From: Steve Phelan <stevep_at_pmcgettigan.demon.co.uk>
Date: 1997/03/03
Message-ID: <331B1333.1F0F@pmcgettigan.demon.co.uk>#1/1

Kelly Young wrote:

> I'm also somewhat confused by the "block" terminology used in the
> Oracle manuals. We are running DEC Unix. It is my understanding
> that the physical disk block is 512 bytes and the Unix (OSF/1)
> operating system does I/O in blocks of 8192 bytes. Therefore,
> when Oracle refers to "Operating System Blocks" I assume they are
> referring to 8192 (not 512), correct? I've never been able to
> confirm this.

No.
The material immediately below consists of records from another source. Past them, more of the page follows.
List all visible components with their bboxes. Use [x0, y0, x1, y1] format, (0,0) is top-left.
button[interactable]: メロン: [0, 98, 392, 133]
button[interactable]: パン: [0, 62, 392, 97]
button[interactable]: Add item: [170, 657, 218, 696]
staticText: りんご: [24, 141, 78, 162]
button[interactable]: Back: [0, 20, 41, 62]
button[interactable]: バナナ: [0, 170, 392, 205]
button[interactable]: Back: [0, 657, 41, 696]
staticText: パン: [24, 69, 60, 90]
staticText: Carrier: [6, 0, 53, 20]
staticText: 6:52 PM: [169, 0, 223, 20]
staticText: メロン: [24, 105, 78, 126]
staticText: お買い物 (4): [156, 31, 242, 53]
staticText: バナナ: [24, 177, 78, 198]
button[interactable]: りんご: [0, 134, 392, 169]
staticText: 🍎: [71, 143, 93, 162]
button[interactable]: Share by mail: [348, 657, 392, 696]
Generally when Oracle is referring to O/S blocks it is for *sizing* purposes, so it normally means the 512 byte disk block size, not the max I/O request size of your OS.

If you were setting, say, your Oracle block size, you would always make sure it was a multiple of the disk block size - 512 bytes. This is why you see recommended Oracle block sizes of 2K, 4K, 8K and so on.

The I/O size may be a limiting factor to consider when performing multi-block reads, as any requests which are larger than the I/O size for your system will just be broken up into multiple smaller requests. Example: 2K block (Oracle), multiblock read count 8: 8x2k = 16K read. The OS, with an 8K I/O limit will actually break this request down into 2 I/O requests, as it can't do a single 16K read, so you will get no advantage by setting large multi-block read counts.

Always check your OS specific Oracle installation guide for more info.